For clarification that the script was running smoothly, on each iteration, I printed the player, and their age and prize money. This is not necessary, but gave me a visual inspection on the progress of the iterations. An example of how this output looks in the console is shown below.

Validation

To finish, it is important to validate that the code worked as intended. For example, I will check 3 players to showcase that the correct data has been acquired. Firstly, lets confirm, Novak Djokovic's Prize money was $8,839,549 by looking through my Excel file, 'Tennis_Player_Earnings'.

Success! Lets now check again with another player, namely Lloyd Harris. His Prize money should be $275,531.

It seems Lloyd has a way to go, before rivaling Novak for Prize money!

To confirm once more, I should check that a player from the second page, i.e. ranked between 100–200 has the correct prize money attached to them. 188th ranked, Ruben Bemelmans should have earned $103,754 in Prize money. This would confirm that the click to the next page worked as intended! Again, the information is correct.

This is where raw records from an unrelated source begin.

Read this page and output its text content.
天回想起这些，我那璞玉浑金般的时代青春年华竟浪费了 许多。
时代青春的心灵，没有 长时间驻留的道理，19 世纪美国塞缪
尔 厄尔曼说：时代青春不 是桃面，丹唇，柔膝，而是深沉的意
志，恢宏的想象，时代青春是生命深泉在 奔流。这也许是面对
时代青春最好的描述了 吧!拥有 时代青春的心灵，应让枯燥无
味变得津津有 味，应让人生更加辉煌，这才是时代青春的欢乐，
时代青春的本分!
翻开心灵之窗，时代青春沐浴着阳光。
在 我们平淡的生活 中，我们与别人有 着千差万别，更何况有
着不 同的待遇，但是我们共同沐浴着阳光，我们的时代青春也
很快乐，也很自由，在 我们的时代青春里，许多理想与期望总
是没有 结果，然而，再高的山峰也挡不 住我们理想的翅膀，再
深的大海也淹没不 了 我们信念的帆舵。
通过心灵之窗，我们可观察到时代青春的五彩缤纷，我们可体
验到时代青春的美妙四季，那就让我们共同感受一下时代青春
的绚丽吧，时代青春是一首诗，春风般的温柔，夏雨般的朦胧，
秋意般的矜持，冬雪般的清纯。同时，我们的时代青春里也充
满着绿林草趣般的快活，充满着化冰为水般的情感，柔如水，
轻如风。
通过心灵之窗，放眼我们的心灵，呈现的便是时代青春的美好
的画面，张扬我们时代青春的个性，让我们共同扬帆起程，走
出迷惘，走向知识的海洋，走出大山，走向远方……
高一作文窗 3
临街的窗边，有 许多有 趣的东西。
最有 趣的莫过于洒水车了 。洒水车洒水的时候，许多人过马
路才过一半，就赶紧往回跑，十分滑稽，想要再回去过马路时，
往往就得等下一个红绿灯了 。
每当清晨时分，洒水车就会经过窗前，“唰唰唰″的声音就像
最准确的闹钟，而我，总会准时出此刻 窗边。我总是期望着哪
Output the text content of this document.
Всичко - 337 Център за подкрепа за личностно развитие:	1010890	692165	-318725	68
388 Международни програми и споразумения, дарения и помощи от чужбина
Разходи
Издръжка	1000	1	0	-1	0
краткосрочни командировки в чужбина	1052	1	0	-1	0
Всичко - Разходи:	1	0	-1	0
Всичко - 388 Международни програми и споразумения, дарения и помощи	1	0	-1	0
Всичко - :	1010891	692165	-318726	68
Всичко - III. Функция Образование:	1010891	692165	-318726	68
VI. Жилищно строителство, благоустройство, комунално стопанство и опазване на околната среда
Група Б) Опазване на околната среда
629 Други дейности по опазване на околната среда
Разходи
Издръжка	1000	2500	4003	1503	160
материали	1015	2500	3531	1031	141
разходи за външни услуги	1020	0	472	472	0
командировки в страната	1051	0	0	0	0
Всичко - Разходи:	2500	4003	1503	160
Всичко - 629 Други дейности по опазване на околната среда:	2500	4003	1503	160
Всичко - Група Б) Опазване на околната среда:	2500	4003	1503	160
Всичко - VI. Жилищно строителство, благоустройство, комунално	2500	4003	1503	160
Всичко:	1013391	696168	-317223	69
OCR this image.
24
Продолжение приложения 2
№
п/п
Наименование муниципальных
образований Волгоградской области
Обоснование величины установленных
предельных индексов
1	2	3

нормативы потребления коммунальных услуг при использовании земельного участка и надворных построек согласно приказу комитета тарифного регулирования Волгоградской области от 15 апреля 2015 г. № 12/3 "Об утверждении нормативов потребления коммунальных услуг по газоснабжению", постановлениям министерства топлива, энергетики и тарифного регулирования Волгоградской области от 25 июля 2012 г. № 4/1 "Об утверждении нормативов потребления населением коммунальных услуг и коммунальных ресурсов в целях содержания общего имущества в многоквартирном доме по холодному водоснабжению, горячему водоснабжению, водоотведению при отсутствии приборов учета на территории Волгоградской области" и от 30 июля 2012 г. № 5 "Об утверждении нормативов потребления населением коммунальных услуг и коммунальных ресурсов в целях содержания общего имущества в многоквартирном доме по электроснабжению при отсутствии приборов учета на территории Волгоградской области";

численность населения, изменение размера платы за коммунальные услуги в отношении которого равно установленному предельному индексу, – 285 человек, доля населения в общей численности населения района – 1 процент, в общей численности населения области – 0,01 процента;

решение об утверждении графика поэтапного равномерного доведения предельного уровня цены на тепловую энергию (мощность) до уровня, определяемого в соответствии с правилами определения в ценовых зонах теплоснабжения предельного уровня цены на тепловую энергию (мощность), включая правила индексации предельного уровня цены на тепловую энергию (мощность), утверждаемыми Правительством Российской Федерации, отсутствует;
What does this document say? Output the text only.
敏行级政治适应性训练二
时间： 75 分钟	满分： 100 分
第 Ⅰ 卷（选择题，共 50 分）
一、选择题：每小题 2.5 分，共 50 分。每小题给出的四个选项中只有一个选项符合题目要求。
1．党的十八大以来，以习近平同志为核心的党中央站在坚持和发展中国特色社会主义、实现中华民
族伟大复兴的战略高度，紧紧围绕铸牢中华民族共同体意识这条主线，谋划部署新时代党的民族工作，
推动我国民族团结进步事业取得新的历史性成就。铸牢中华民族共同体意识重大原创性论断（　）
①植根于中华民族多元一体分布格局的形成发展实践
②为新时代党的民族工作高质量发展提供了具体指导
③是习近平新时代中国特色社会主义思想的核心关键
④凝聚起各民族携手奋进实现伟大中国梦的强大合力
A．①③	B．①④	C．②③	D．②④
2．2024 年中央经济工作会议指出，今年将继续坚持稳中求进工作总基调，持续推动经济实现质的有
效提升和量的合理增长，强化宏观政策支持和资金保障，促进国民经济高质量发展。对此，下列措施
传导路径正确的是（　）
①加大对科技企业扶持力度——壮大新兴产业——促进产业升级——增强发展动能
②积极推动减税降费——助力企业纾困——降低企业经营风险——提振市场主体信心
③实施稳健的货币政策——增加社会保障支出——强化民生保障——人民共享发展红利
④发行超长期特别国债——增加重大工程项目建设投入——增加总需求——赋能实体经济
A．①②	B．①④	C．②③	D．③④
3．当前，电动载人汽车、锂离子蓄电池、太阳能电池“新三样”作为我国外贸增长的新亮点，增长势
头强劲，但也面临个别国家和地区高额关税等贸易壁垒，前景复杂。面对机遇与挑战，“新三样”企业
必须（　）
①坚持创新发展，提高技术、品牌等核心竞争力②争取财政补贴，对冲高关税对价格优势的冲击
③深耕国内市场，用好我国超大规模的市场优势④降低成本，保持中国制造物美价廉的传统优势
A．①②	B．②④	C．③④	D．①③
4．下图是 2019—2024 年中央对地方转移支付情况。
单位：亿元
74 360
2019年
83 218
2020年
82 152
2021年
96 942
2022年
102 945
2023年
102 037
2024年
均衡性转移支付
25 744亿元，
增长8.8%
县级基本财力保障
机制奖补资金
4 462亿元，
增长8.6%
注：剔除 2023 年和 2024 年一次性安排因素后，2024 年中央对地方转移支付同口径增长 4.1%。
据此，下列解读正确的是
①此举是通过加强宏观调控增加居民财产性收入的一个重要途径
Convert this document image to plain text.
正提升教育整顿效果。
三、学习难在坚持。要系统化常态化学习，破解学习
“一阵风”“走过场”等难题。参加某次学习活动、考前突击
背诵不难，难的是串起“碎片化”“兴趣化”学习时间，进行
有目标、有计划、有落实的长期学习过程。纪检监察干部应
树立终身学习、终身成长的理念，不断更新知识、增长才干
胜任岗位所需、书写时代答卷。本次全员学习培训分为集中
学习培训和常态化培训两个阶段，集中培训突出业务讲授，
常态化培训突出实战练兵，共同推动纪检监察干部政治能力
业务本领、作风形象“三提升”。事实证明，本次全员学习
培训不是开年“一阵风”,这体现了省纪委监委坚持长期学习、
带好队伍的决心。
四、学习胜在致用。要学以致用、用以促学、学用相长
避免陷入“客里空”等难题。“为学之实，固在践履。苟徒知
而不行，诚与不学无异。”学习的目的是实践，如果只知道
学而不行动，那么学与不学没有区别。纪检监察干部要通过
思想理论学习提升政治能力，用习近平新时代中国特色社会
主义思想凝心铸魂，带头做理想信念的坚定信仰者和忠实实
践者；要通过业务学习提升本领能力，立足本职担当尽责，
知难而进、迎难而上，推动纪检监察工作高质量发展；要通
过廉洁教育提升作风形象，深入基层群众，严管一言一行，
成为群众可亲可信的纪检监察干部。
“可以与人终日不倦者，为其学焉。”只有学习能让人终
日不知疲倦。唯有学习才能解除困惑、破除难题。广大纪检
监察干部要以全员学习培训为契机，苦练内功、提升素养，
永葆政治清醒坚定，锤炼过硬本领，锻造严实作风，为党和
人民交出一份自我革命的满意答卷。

The code automatically iterates through the Tennis Players and their Prize money on a separate page, accessible through he link on their name. Watching the automatic web iterations in real-time shows how the process works. To demonstrate, a video displaying the iteration through the first 3 players is depicted.

Summary

This example has illustrated that by finding patterns and exploiting them, and by waiting for web elements to load and populate the web pages, we can extract information without common element location errors. However, as a caution, the patterns were found using Xpaths.

If the organizers of this page decided to add a column or move player names to another column, the script would break, so be careful when using Xpaths and try to use CSS selectors where possible. However, if you are writing a quick script like this one, and output the data to Excel, the approach shown should suffice, however do not expect it to work X month's down the line.